Now, Anita has started Grassroot, a home line with the Princess Diya Kumari Foundation. In fact, the bag that was sent as an invite to guests for the Rewild’23 show was a product of this line.

“We are planning to create a home line using crafts like Gota Patti and block printing, for soft furnishings like table covers, mats, throws and cushions,” she shares.

Anita is currently working on her summer collection, her muse as always the strong, independent, modern Indian woman. With a busy 2023 (she launched stores in Kala Ghoda, Dubai, and Ahmedabad), any business expansion is dictated by her brides.

Anita Dongre


“Whenever we decide to expand, we start with where brides are flying in from or ordering online. We do what we can to make the exciting process of choosing their wedding trousseau easier,” she says.

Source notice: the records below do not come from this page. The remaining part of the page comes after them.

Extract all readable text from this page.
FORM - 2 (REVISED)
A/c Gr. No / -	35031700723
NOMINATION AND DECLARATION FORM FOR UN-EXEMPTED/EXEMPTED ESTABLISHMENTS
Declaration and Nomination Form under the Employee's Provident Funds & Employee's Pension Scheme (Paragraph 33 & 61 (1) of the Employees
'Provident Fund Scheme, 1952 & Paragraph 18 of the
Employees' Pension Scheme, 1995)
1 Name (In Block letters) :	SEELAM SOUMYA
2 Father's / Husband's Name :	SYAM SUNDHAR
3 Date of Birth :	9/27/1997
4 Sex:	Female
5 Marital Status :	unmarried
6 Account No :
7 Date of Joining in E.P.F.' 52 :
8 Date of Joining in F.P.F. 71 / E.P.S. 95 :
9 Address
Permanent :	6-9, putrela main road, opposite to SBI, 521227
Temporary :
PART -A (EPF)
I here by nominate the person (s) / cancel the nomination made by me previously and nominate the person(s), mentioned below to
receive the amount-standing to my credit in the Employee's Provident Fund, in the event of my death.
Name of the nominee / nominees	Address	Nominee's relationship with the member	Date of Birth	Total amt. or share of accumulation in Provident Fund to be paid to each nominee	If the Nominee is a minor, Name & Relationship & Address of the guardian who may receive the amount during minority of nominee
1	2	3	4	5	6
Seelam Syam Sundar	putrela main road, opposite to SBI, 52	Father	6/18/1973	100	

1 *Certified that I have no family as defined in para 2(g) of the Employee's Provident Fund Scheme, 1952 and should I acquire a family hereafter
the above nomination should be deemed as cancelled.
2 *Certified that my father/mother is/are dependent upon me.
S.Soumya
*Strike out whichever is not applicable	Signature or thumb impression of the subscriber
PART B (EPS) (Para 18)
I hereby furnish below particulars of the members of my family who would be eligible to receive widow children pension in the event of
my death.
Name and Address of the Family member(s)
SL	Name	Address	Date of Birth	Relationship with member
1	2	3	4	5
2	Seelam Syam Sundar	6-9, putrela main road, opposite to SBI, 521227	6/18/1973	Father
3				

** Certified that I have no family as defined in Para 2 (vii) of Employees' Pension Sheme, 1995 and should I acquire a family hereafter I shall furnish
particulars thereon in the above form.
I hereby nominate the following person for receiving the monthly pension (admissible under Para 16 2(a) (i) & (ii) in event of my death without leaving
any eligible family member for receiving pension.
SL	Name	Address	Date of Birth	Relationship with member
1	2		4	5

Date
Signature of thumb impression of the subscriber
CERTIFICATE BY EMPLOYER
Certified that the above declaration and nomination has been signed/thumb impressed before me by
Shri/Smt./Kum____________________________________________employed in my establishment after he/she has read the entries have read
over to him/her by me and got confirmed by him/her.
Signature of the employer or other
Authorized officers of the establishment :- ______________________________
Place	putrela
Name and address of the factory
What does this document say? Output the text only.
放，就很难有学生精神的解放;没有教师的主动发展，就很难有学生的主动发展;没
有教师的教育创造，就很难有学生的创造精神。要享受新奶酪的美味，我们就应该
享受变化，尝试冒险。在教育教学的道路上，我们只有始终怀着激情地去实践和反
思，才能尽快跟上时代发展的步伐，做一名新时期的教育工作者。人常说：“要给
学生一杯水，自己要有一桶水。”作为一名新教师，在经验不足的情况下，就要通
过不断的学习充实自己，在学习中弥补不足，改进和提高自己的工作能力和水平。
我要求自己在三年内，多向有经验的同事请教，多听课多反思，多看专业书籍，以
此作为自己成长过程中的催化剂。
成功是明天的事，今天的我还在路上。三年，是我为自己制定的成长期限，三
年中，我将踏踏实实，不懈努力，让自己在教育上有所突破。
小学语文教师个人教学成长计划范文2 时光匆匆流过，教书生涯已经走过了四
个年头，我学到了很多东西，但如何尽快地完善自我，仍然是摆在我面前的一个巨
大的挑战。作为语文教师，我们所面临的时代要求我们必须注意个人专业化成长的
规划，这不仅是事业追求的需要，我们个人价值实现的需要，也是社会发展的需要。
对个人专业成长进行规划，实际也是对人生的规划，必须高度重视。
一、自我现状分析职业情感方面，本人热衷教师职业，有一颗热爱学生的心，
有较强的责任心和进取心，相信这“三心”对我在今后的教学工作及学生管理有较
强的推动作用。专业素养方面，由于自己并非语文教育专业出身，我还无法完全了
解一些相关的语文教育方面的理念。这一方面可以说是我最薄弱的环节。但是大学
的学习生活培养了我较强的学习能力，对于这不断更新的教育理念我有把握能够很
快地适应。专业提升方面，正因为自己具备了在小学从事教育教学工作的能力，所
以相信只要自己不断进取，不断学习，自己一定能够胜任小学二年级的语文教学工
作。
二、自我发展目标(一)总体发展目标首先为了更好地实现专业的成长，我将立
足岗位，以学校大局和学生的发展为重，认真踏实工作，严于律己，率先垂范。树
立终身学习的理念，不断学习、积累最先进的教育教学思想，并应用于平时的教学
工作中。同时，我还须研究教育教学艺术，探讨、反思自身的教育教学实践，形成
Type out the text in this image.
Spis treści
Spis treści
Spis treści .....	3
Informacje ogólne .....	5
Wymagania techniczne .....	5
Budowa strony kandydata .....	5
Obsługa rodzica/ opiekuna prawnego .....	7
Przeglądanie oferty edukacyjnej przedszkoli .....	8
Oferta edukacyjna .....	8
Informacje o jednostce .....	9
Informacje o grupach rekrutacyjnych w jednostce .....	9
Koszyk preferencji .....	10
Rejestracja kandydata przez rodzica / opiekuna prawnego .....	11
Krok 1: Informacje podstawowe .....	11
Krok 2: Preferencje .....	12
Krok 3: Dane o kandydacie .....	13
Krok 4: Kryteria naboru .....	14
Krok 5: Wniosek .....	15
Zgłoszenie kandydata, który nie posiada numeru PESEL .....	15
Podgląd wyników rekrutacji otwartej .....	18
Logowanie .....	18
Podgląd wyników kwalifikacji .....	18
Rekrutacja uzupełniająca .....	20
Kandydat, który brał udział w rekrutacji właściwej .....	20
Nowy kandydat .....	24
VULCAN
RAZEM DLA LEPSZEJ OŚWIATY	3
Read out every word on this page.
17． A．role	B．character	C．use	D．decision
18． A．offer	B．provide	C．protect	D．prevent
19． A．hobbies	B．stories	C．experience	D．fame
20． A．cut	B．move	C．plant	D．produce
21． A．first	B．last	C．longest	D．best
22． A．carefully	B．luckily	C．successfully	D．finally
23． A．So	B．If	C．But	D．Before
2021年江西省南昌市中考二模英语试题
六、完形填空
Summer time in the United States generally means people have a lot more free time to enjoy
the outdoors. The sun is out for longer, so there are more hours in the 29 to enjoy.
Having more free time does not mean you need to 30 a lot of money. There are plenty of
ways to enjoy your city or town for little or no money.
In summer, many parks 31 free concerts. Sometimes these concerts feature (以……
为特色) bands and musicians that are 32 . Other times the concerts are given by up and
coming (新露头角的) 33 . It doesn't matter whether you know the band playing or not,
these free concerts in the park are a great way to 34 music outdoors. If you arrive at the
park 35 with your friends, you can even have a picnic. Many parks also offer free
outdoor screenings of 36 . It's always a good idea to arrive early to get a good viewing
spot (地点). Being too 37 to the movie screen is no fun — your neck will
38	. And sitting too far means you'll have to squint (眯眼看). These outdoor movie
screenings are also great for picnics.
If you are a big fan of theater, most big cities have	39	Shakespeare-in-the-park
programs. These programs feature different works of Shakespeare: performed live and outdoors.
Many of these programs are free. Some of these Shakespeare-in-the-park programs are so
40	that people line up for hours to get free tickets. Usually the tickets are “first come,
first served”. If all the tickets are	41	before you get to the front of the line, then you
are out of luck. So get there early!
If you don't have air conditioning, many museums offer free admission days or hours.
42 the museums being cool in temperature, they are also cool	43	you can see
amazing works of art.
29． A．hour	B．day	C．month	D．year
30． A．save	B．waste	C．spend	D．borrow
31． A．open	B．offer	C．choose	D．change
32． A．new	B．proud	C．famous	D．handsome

Over the years, her own jewellery line, Pinkcity, has evolved into ornaments that can be attached and worn as a statement piece or dismantled into smaller pieces for everyday use. “The Indian woman today isn’t looking to buy jewellery or clothing to only wear once,” she says. “That’s the direction in which this collection of jewellery is evolving.”

As a force to reckon with in the world of design, Anita has so much more to bring to the table: “I say, Reemaben (the present director of SEWA), bring it on! Let’s take on more projects together. I have miles to go before I sleep, just like the poem by Robert Frost.”